20

—¡Venid a la cocina, por favor! —pidió Norma—. No quiero estar sola mientras conversáis.

Al levantarse de su asiento, vio una gran fotografía de una mujer y una muchacha, en un marco de plata.

—¿La mujer y la hija de Milland? —preguntó—. ¿Las que murieron en un accidente de automóvil?

—Sin duda —contestó Westen, que también contempló largamente el retrato en colores—. La pérdida de los dos seres queridos fue, probablemente, lo que hizo que Milland se retirara más y más de la vida social, para refugiarse por fin aquí. En realidad ansiaba la muerte.

—¿Te lo confesó alguna vez?

Norma se adelantó hacia la espaciosa cocina, cuya salida al jardín estaba vigilada por un agente de seguridad.

—Sí, pero no en relación con esa desgracia. Hablábamos sobre la muerte en general. Resultó que Milland también conocía la obra Cato maior de senectute, de Cicerón, y la encontraba tan impresionante como yo. Trata de una madurez de la sabiduría, que sólo se alcanza con la muerte. «Me ilusiona tanto esa madurez —dice Catón—, que cuanto más me acerco a la muerte, creo empezar a divisar tierra y llegar por fin a puerto, después de un viaje tan largo por tantos mares.» Ahora, Milland alcanzó ese puerto, sea cual fuere... ¡Mira, aquí hay una lata de té!

Westen se la dio a Norma.

Ella y Barski se familiarizaron pronto con la cocina y, poco a poco, encontraron lo necesario. Barski colocó las tazas y platos en una bandeja. Al otro lado de las ventanas trepaban clemátides de flores azules, y los aromas del otoño invadían la pieza. Era un día maravilloso. «Y sólo hace unas cuarenta horas que mataron al hombre que vivía en este pequeño paraíso a orillas del mar», pensó Norma.

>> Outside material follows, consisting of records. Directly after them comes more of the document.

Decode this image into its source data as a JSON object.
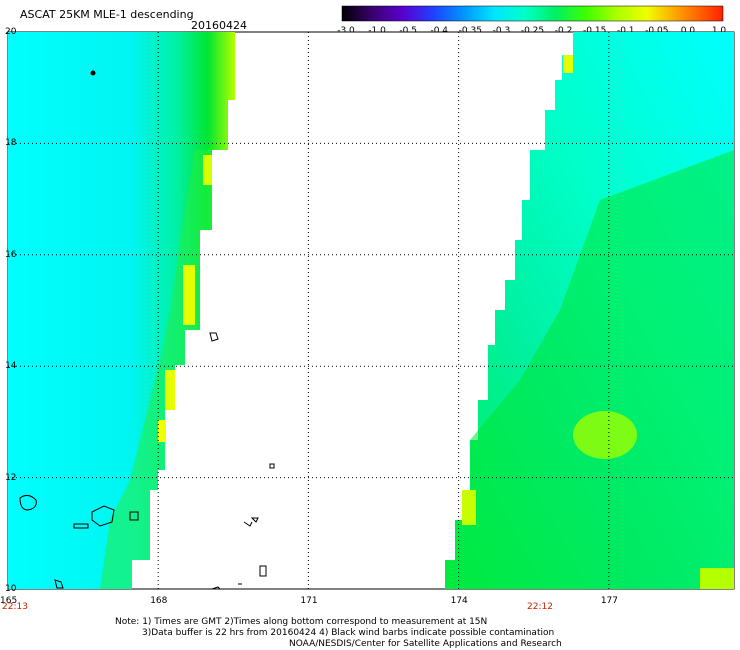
{
  "header": {
    "title": "ASCAT 25KM MLE-1 descending",
    "date": "20160424"
  },
  "colorbar": {
    "labels": [
      "-3.0",
      "-1.0",
      "-0.5",
      "-0.4",
      "-0.35",
      "-0.3",
      "-0.25",
      "-0.2",
      "-0.15",
      "-0.1",
      "-0.05",
      "0.0",
      "1.0"
    ],
    "colors": [
      "#000000",
      "#4b007d",
      "#5a00ff",
      "#0046ff",
      "#00a0ff",
      "#00ffff",
      "#00ff96",
      "#00e632",
      "#96ff00",
      "#ffff00",
      "#ffa000",
      "#ff5000",
      "#ff0000"
    ]
  },
  "axes": {
    "lat_labels": [
      "20",
      "18",
      "16",
      "14",
      "12",
      "10"
    ],
    "lon_labels": [
      "165",
      "168",
      "171",
      "174",
      "177"
    ],
    "lat_range": [
      10,
      20
    ],
    "lon_range": [
      165,
      179.5
    ]
  },
  "time_labels": {
    "left": "22:13",
    "right": "22:12"
  },
  "footer": {
    "line1": "Note: 1) Times are GMT 2)Times along bottom correspond to measurement at 15N",
    "line2": "3)Data buffer is 22 hrs from 20160424 4) Black wind barbs indicate possible contamination",
    "line3": "NOAA/NESDIS/Center for Satellite Applications and Research"
  }
}
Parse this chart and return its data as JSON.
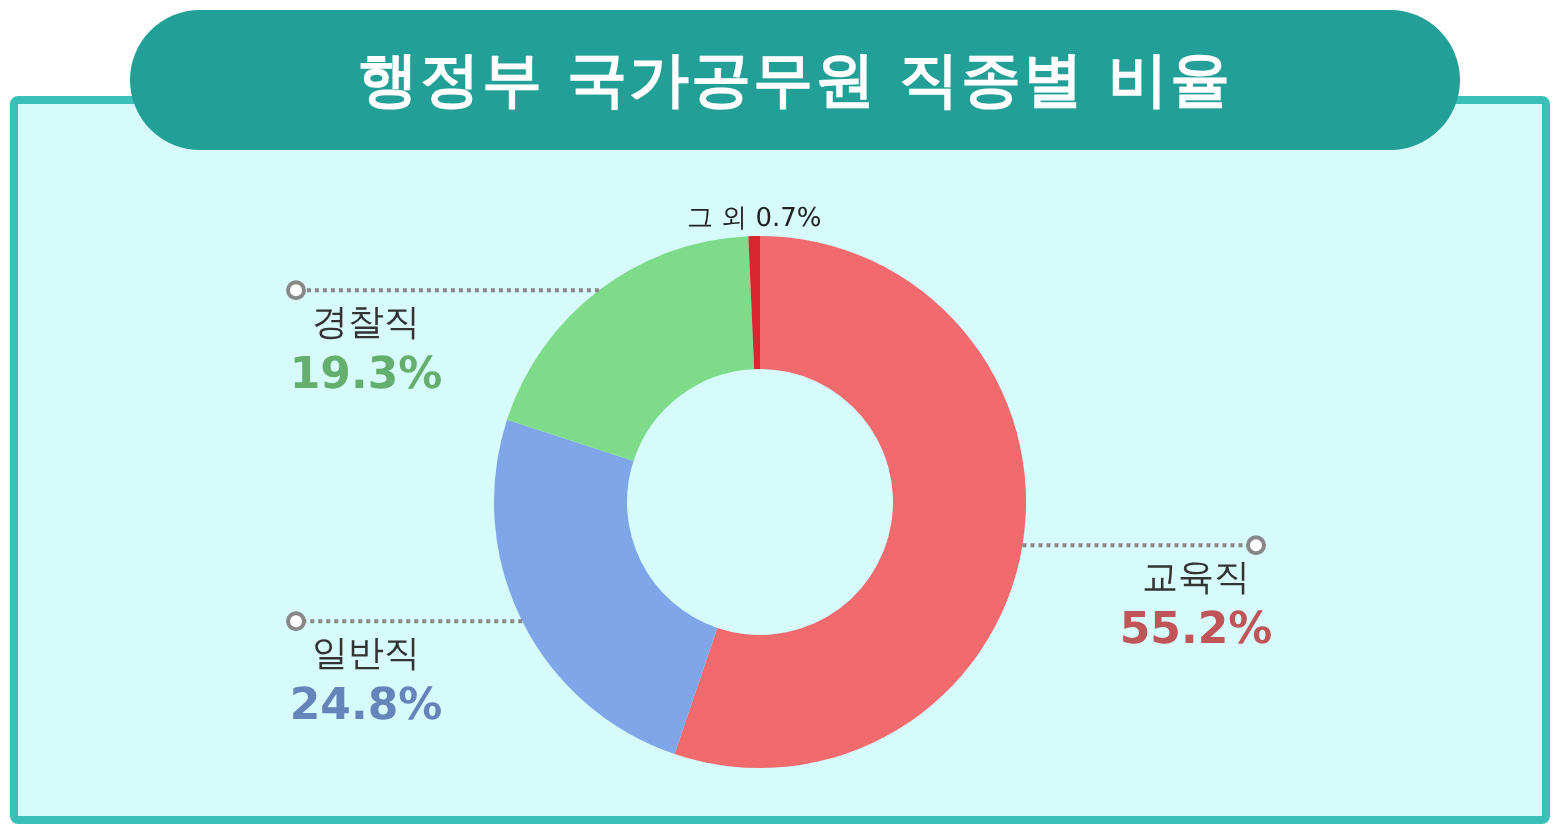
{
  "chart_data": {
    "type": "donut",
    "title": "행정부 국가공무원 직종별 비율",
    "categories": [
      "교육직",
      "일반직",
      "경찰직",
      "그 외"
    ],
    "values": [
      55.2,
      24.8,
      19.3,
      0.7
    ],
    "value_labels": [
      "55.2%",
      "24.8%",
      "19.3%",
      "0.7%"
    ],
    "colors": [
      "#f06a6e",
      "#7ea6e8",
      "#7ddb8a",
      "#d9262f"
    ],
    "legend": false
  }
}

—A mí me gusta esa obra de Cicerón —comentó Westen—. Y lógicamente sé que también mi viaje terminará pronto... No obstante, pedí a Dios que me dejara navegar durante un tiempo más... No por mí, ya que estoy harto de la vida, sino por ti, mi querida Norma. Tú lo sabes bien.

Ella le besó con ternura.

—Pero ahora está usted, doctor —continuó el anciano—. En caso necesario, se encargará de que, por lo menos, esta criatura coma debidamente de vez en cuando.

—Tú no tendrías que morirte nunca —dijo Norma.

—En ocasiones me siento ya muy cansado, hija.

—Hablo así por puro egoísmo. Hay personas que llegan a los noventa y noventa y cinco años. Aunque exista Jan, te necesito. También Jan te necesita. Todo el mundo te necesita.

—¿Todo el mundo? —respondió el anciano—. ¡Eso sería horrible! Por suerte, no es así. Tú me necesitas, Norma, pero..., ¿quién más? Y, voilá, ¡aquí está el azucarero!

Lo sacó de un armario de pared con gesto triunfal.

—Usted es un hombre especial —le dijo de pronto a Barski—. Norma me contó lo bien informado que está referente a iglesias y monasterios que ni siquiera visitó nunca. ¿Sabe también algo acerca de las iglesias y los monasterios de aquí?

Barski contestó muy serio:

—La parroquia a la que fue Sondersen, es la más antigua de esas pequeñas iglesias. Creo que procede de 1048. Tiene un coro y un crucero, y al lado de la puerta norte hay un cepo con herrajes, que parece hecho de un tronco de encina...

Norma se descubrió mirándole sonriente. «¡Domínate! —se dijo en seguida—. ¡Recuerda que toda desgracia comienza por la locura que significa enamorarse!»

—En las islas del canal hay iglesias maravillosas —prosiguió Barski, apoyado en la puerta que conducía al jardín—. En Les Vauxbelets, por ejemplo, donde existió un hospital alemán subterráneo, se halla The Little Chapel, una iglesia en miniatura. No se hizo famosa por sus minúsculas dimensiones, sino los incontables fragmentos multicolores de conchas, vidrio y porcelana que adornan su interior y también la parte exterior. O la Glass Church de Millbrook, en la isla de Jersey —agregó con tímida sonrisa—. En ella todo es vidrio: el altar, la cruz, el comulgatorio que se extiende entre la nave y el coro, la pared que va de la capilla de Santa María y la nave, así como cuatro enormes ángeles. La pila bautismal, igualmente de vidrio, es la única de su estilo en toda Inglaterra...

Detrás de Barski pendían unas ramas de olorosos capullos. «Jan rodeado de flores —pensó Norma—. Como en una pintura antigua... ¡Pero basta ya, caramba! Todas las desgracias comienzan con esta imbecilidad...»

La tetera silbó.

—«Claro que no siempre ha de ser una imbecilidad —reflexionó Norma—. No siempre.»